Q: The novel raises important questions about life-and-death
issues. Did you want your readers to come away with any particular message from
the book?
A: No. Or let`s say this way: I was, and I still am
interested in that life-and-death issue. When I am thinking about,
researching, and later when I am writing a story, I always learn a lot
about life. I learn a lot about myself.
So I think, hopefully, my readers may just follow me on that
process, reading the book, which finally is the essence of all this
questioning and thinking and also maybe one and the other perception.
Q: Of the characters you've created, do you
have any particular favorites?
A: Oh, I quite like Katja, Sebastian's wife, she
is so brave, and so lonely somehow. And I very much like Erwin, Katja's boss,
who has a small, but important part to play - he gives Katja courage to face
life back. In a very subtle way.
And of course Thomas, a friend of Katja and Sebastian from
early days at university. He restored a small boat, called Avenir, in
the South of France, and he is an adventurer. He disappeared, sailed away
one day without farewell … and Katja always remembers him as someone who
would have made his dreams come true. You see, there are many characters in the
book I love very much.
Q: Do you usually know when you begin a novel how it will
end, or do your characters sometimes surprise you?

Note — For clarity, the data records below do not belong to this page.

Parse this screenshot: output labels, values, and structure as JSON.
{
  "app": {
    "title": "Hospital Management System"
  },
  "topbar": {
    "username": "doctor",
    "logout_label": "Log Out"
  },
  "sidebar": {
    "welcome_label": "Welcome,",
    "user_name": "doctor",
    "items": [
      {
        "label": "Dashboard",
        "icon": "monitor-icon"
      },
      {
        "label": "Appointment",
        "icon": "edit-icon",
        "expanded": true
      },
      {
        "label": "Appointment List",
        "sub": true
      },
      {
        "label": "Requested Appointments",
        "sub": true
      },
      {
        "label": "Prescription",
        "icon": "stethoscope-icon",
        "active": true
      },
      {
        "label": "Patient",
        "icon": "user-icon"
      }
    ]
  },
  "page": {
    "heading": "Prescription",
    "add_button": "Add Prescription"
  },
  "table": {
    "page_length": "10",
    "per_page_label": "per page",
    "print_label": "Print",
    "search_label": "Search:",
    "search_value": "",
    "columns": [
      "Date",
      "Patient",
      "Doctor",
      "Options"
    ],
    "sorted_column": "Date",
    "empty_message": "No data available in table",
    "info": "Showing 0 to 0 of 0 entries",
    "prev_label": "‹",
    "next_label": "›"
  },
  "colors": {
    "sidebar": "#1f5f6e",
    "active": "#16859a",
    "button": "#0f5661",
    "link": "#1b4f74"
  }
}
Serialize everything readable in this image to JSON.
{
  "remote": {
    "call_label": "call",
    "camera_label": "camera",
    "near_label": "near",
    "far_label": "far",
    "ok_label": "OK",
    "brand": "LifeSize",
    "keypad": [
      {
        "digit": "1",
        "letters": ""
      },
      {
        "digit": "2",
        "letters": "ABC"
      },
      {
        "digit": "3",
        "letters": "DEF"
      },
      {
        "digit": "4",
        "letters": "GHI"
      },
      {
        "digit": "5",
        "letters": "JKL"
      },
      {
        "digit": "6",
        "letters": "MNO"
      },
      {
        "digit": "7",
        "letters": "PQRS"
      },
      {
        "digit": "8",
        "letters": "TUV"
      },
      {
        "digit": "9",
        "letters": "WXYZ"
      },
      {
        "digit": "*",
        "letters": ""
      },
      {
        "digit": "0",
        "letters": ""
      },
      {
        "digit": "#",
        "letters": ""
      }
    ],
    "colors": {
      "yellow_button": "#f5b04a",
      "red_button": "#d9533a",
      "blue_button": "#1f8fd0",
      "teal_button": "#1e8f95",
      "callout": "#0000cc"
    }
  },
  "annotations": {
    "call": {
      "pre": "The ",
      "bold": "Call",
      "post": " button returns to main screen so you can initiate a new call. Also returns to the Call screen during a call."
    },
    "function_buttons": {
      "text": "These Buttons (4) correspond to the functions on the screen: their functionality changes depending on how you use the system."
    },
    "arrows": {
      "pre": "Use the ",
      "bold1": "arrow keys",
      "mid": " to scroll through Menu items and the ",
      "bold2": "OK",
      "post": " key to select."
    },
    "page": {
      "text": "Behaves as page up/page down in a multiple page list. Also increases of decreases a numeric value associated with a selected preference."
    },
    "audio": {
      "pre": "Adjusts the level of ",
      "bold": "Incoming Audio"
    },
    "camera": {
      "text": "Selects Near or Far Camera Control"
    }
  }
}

A: For this particular book I knew exactly how it would end.
But still, the characters surprised me. They took paths I never imagined.
That`s the thing I like most about writing - you take one
tiny memory perhaps, or something you`ve read in the newspaper, and the
character grows, changes, gets alive. I am just something like the conductor,
at the end they play together this song - each in his own way.
Q: What are you working on now?
A: It`s a novel again. But I can`t whistleblow now,
sorry...
Q: Anything else we should know?
A: Desperate is, of course, hard stuff. But, I
promise, it`s not downbeat to read - "it shines so light from in between
the lines and sentences, that`s because Desperate is in essence a love story,"
wrote a critic in a review. Just try it.